L’INTERPRETAZIONE DEI GIUDICI DI MERITO

Rendendosi conto dell’ingiustizia sostanziale di estromettere da casa un soggetto  anziano ed incolpevole, talvolta sono rinvenibili nei Tribunali sentenze o comunque provvedimenti presidenziali che si discostano dall’orientamento della Suprema Corte, attribuendo egualmente la casa al coniuge più debole, incolpevole del fallimento dell’unione, compensando semmai la perdita dell’alloggio con la riduzione dell’assegno di mantenimento a carico del marito o agendo su altri parametri economici.
Tali decisioni tuttavia sono destinate, mediante l’appello e poi, nel caso, con ricorso alla Corte Suprema, ad essere annullate in quanto palesemente in contrasto con quanto prevede la Cassazione.
La stessa situazione si verifica (casi ormai frequentissimi), allorché, dopo l’assegnazione della casa, e la successiva intervenuta autonomia economica dei figli, decorsi numerosi anni, il marito proprietario della casa, si rivolga nuovamente al Tribunale con il procedimento di modifica delle condizioni della separazione o del divorzio, chiedendo la revoca del provvedimento di assegnazione nella casa alla moglie e la restituzione dell’immobile a sé stesso.
Per compensare simili ingiustizie la giurisprudenza ha creato un palliativo sostenendo che, in tali fattispecie vi sarebbe un arricchimento del marito, il quale torna in possesso dell’immobile; quindi legittimamente viene determinato un assegno di mantenimento in favore della moglie estromessa, mantenimento che prima non c’era, o aumentato quello preesistente, stante la disparità dei redditi.
Tale soluzione tuttavia non risolve il problema che rimane quello di una donna anziana sola ed incolpevole, gettata fuori dalla casa ove era vissuta per 30-40 anni, al di là dell’entità del mantenimento.

DUE CASI IDENTICI DECISI IN MODO OPPOSTO

Nella mia esperienza professionale, raramente mi sono imbattuto in provvedimenti che si discostassero da tale orientamento della Corte Suprema.
Talvolta però i giudici, anche nella stessa situazione, pervengono a decisioni difformi, se non opposte.
In entrambi i casi, decisi recentemente dal Tribunale di Roma, si era in presenza di coniugi anziani intorno ai 70 anni (come non c’è limite di età per sposarsi altrettanto dicasi per separarsi !).
I mariti erano afflitti da vari malanni, (come succede agli uomini a quell’età), ma entrambi laureati.
Le mogli benestanti.
In sede di separazione entrambi i coniugi richiedevano l’assegnazione della abitazione familiare.
In tutte e due le fattispecie, il marito, pur non avendo alcun diritto di proprietà sul bene (nel primo caso l’immobile era di proprietà del figlio della coppia che appoggiava la madre e, nel secondo della moglie stessa)   si era impossessato dell’alloggio, rendendo impossibile alla moglie di poter continuare la convivenza quantomeno per il timore di molestie, di violenze o di atti aggressivi durante il corso della causa.
In entrambi i processi il marito chiedeva accollarsi alla moglie  (benestante) un assegno di mantenimento in proprio favore.

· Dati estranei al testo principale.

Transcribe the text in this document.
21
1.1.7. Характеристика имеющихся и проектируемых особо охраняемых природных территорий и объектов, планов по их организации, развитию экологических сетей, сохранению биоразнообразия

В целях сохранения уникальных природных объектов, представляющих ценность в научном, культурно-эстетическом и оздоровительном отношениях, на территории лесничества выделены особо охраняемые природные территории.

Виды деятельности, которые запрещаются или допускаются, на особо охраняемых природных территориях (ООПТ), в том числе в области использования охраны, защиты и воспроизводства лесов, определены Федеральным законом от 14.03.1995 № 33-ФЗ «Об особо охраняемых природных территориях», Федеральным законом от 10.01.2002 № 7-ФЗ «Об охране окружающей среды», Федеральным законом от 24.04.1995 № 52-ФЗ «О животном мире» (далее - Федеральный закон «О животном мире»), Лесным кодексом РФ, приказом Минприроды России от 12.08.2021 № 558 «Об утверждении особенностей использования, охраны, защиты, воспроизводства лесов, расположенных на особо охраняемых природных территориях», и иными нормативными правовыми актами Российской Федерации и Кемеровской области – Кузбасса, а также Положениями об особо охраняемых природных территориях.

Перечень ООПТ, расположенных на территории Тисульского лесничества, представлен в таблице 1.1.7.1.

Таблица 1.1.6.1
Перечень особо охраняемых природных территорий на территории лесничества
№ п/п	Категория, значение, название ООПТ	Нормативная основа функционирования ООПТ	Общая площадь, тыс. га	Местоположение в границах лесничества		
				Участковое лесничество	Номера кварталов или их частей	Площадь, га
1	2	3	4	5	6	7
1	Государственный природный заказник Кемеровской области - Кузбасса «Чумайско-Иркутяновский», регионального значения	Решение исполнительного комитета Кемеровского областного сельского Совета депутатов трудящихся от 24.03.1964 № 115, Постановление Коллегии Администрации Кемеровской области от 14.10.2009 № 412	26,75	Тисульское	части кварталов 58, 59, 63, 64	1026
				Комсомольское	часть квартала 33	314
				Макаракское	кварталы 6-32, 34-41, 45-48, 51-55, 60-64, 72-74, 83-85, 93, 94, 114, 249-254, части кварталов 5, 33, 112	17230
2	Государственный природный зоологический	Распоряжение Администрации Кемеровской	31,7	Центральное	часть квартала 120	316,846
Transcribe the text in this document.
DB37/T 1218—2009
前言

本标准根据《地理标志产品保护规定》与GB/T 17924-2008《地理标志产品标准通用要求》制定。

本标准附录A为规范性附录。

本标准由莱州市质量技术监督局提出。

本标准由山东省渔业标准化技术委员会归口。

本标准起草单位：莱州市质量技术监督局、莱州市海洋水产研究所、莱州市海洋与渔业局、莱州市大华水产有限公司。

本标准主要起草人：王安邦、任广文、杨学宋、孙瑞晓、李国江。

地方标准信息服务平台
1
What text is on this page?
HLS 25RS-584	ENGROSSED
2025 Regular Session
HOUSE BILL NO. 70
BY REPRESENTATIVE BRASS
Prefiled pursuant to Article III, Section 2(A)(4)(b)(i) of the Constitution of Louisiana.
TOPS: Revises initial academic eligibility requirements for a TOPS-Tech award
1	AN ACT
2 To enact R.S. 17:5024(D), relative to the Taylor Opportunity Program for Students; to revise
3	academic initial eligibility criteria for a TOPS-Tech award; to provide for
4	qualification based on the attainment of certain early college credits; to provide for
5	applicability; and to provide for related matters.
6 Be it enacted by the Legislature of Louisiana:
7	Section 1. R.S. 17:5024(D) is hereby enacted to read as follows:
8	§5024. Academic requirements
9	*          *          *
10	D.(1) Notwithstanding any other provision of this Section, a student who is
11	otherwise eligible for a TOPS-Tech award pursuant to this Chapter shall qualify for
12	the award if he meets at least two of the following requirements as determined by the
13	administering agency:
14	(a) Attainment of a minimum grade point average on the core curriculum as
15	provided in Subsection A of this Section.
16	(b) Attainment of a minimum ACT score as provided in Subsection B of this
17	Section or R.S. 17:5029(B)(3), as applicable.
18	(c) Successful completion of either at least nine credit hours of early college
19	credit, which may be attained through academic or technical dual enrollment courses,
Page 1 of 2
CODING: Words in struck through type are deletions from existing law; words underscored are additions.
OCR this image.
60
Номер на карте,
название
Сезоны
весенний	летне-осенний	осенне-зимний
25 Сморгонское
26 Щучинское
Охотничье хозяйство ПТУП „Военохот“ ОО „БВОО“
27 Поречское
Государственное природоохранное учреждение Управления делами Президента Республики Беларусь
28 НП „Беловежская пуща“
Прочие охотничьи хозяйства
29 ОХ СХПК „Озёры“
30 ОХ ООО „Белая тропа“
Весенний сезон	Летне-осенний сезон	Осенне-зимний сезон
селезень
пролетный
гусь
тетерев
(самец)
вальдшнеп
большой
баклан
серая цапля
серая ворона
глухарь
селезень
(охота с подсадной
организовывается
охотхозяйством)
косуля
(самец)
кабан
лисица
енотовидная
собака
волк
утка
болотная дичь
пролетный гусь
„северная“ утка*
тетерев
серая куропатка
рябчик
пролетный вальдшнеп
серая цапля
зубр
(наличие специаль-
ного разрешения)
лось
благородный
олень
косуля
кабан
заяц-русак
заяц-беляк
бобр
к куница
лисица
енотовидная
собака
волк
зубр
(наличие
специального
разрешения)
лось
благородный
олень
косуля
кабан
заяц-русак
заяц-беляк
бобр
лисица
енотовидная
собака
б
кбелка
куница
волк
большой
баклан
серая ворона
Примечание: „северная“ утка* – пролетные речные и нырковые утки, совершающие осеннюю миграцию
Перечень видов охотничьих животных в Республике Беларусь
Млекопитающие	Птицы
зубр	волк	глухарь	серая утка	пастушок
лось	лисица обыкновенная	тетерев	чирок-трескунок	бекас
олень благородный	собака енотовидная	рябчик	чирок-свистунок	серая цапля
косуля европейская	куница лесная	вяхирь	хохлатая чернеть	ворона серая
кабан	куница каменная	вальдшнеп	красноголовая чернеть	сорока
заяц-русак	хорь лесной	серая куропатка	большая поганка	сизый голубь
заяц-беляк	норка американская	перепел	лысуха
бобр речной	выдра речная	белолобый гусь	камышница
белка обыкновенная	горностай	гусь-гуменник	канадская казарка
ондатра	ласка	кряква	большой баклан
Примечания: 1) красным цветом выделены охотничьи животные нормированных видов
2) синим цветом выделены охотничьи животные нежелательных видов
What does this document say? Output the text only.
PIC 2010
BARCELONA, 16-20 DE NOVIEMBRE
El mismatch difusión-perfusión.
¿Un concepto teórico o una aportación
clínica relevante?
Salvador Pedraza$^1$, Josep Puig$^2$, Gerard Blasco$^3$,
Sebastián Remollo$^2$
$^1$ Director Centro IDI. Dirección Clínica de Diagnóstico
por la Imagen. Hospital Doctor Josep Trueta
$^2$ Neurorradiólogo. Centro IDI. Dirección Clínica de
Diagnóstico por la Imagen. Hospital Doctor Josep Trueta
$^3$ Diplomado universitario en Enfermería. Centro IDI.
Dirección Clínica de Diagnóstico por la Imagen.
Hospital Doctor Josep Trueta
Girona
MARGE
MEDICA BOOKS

LA DECISIONE DELLA PRIMA CAUSA

Evidenziata tale situazione e l’estromissione ingiusta dalla casa, la prima moglie richiedeva al Tribunale l’assegnazione dell’alloggio.
Il Tribunale, (sent. n. 9200 del 2012),  tuttavia non accoglieva tale richiesta ed in applicazione dei principi giurisprudenziali statuiva che, mancando il presupposto dell’esistenza dei figli minori o maggiorenni non autonomi, pur apparendo ingiusto che la  moglie fosse costretta a locare altro alloggio per le molestie ed il pericolo di una convivenza con un soggetto poco affidabile, tuttavia non fosse possibile emettere alcun provvedimento che garantisse all’anziana donna la prosecuzione nell’occupazione della casa.
Naturalmente, applicandosi la normativa generale in tema di tutela della proprietà, si sarebbe potuto agire separatamente con un’altra causa per rivendicare la proprietà, il possesso e quindi ottenere la restituzione del bene.
Dunque per la liberazione della casa non restava al proprietario che proporre una lunga e successiva causa autonoma per far valere il proprio diritto sull’alloggio rimanendo in tutto questo frattempo la moglie ospite di amici.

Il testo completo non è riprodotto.